Reims : les internes en médecine se mobilisent pour briser "l'omerta" sur leurs conditions de travail

Après le suicide de Tristan, médecin en formation à la faculté de Reims, plusieurs internes se sont réunis pour créer un groupe de réflexion afin d'alerter sur leur situation et trouver des solutions. 

Une interne en médecine, lors d'un rassemblement devant le ministère de la Santé contre le Ségur de la santé, le 9 juillet 2020.
Une interne en médecine, lors d'un rassemblement devant le ministère de la Santé contre le Ségur de la santé, le 9 juillet 2020. © IP3 PRESS/MAXPPP

C'est le quatrième suicide d'un interne depuis le début de l'année 2021 en France. Le 19 février, Tristan, étudiant à la faculté de médecine de Reims, s'est donné la mort. Une nouvelle accablante pour les internes, qui vient s'ajouter au douloureux souvenir du suicide de Florian Rodaro, un autre interne rémois, il y a presque un an. Après le choc vient la colère, puis le temps de la réflexion. Comment faire pour que ce genre de drame ne se reproduise plus ? 

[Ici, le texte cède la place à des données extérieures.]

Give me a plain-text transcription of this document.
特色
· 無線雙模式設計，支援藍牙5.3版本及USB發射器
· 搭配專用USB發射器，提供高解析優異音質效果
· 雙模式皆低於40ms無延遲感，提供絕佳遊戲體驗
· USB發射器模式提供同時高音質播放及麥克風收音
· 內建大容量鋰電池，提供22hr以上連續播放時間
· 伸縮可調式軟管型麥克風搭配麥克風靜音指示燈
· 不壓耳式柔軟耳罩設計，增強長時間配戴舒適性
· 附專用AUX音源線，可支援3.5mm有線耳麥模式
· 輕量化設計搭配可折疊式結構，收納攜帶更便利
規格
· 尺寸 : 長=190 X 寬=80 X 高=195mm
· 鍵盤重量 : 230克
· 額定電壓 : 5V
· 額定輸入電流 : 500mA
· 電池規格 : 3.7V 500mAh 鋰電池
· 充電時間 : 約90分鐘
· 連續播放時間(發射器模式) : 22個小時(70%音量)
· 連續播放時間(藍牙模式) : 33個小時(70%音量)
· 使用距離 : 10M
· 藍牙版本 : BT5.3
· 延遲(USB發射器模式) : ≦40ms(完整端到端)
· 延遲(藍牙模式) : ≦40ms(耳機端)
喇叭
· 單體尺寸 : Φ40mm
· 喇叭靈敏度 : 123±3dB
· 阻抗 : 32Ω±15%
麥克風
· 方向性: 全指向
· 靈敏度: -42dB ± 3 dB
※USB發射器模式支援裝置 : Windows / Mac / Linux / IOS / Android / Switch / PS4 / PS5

Plusieurs internes en médecine à Reims ont décidé de créer un groupe de réflexion, avec l'objectif "d'alerter le grand public sur la situation actuelle des jeunes médecins en formation : harcèlement, humiliation, manque de reconnaissance", explique Apolline, référente communication du groupe. Nous avons échangé avec elle sur cette initiative. 

Comment est venue l'idée d'un groupe de réflexion ? 

Après le suicide de Tristan, les internes de la faculté de médecine de Reims se sont mobilisés. La directrice du CHU s'est dite à l'écoute, alors les plus anciens ont créé quatre groupes de réflexions avec des thèmes différents : la médiatisation du mal-être des internes, le recueil de témoignages anonymes, un système de parrainage et d'accompagnement, ainsi qu'un recensement des stages "à risque". Comme nous sommes tous internes, nous avons pu vivre les mêmes situations que les personnes qui se sont suicidées. L'idée est donc de faire un état des lieux pour pouvoir ensuite proposer des solutions et améliorer le quotidien des médecins en formation. 

Nous ne voulons pas dire que l'élément déclencheur des suicides chez les internes est le travail. Mais il peut exacerber le mal-être.

Apolline

Nous ne sommes pas là pour faire tomber des têtes, ni pour nommer tel ou tel chef de service. Nous sommes dans une démarche constructive, nous voulons que cela se passe de la manière la plus neutre possible. Nous ne sommes pas juges ou enquêteurs. 

Quel est le quotidien des internes aujourd'hui ? 

Déjà, être interne, c'est être un médecin en formation. Nous faisons les visites aux patients, nous les prenons en charge et leur prescrivons des examens, mais nous pouvons aussi opérer au bloc. Nous sommes chapeautés par des chefs seniors qui vérifient nos prescriptions, nous expliquent quoi faire selon la situation. Nous sommes toujours en formation et nous ne sommes pas payés cher pour faire un boulot monstre. 

C'est vrai que nous avons choisi notre métier, que nous savions ce dans quoi on s'engageait, que c'est dans la difficulté qu'on apprend. Mais nous apprenons notre métier dans des situations parfois "border". Nos responsables ne sont parfois pas à l'écoute. D'autres peuvent être humiliants avec nous, devant nos patients ou le reste du service. En nous dénigrant, nous qui sommes leurs futurs confrères, c'est toute leur spécialité qu'ils insultent. Alors, quand on n'a pas un entourage aidant, on peut donc rapidement se sentir seuls et mal accompagnés.

 

Cela fait longtemps que c'est comme ça. La différence, c'est que nous ne l'acceptons plus. 

Apolline

Avez-vous l'impression que les paroles se libèrent ? 

Il y a encore beaucoup d'omerta. La médecine s'est beaucoup politisée ces dernières années, il peut y avoir des jeux de pouvoir entre certains chefs de service, qui sont horribles mais qui restent en place car ils connaissent des personnes haut placées. Tout cela persiste encore et ne laisse pas la place à une vraie justice administrative au sein de l’hopital. C’est comme ça que la culture de la violence se développe.

Les victimes se taisent, car elles ont peur de ne pas voir leur stage validé, car elles vont travailler avec ces personnes pendant des années. Nous avons peur que notre carrière soit mise en danger ou que des réputations nous collent à la peau. C'est la vraie loi du silence, et c'est très grave.